Ford rethinks EV strategy again—ditching 3-row SUVs, adding vans
Enlarge / Ford hoped to build 600,000 EVs a year by now, a mix of Mustang Mach-E crossovers, E-Transit vans, and F-150 Lightning pickups. This year, sales are up 71 percent so far; by the end of June, Ford had sold almost 45,000 EVs. (credit: Ford)
Ford has scrapped plans to build some big three-row electric SUVs and is revising its North American electrification roadmap, the company announced this morning. The automaker, which comes in at a distant second to Tesla in the US electric vehicle sales charts, says the focus will now be on cheaper, more efficient EVs, including some new commercial vehicles.

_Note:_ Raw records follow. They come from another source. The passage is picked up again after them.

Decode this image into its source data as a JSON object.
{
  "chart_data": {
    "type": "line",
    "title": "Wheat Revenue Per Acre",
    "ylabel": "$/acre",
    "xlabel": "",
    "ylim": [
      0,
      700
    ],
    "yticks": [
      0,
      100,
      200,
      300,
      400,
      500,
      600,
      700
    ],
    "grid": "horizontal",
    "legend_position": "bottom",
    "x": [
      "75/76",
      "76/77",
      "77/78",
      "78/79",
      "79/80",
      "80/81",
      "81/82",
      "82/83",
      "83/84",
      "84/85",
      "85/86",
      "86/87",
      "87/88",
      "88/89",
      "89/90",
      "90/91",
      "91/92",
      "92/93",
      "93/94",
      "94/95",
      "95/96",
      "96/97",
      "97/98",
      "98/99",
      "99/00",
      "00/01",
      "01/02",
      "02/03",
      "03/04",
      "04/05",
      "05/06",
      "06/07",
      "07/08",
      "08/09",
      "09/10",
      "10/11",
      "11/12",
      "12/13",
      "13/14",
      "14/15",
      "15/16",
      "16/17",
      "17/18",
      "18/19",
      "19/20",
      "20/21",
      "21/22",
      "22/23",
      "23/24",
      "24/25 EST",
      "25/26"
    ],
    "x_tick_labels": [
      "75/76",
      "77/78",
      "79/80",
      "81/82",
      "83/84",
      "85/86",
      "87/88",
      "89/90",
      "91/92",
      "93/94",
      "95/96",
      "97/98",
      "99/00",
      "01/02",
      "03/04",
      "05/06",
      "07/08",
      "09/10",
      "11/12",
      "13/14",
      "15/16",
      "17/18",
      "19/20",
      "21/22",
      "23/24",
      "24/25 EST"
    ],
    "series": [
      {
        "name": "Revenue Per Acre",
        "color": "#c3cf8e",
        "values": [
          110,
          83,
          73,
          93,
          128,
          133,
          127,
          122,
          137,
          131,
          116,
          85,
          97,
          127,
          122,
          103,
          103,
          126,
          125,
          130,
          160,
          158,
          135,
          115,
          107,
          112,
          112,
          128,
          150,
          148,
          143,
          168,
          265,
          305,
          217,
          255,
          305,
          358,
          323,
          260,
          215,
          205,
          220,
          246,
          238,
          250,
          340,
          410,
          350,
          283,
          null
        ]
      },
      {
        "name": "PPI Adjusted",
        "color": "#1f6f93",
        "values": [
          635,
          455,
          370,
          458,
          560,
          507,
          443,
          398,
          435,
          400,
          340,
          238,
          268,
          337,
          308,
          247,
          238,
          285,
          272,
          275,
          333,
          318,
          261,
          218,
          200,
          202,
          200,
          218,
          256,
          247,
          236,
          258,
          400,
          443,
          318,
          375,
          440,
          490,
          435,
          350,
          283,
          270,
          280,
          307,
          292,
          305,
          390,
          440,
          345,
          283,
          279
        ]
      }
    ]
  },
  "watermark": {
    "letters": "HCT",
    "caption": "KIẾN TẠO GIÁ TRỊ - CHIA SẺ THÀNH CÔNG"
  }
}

Those big SUVs will still show up at some time, but they'll be hybrids, not fully electric.
Ford has never been afraid to tear up an existing plan, particularly when it comes to EVs. The Mustang Mach-E was supposed to be a much more boring compliance car until an internal skunkworks called Team Edison came up with the idea of a crossover that could only be a Ford in 2017.
But it also had big ambitions for its EVs. It created a new division, called "Model e," to be responsible for EVs and announced it had locked up supplies for 600,000 EV batteries a year from 2023. In addition to the midsize Mach-E crossover, it created a fully electric version of its best-selling F-150 pickup truck and an electric E-Transit van.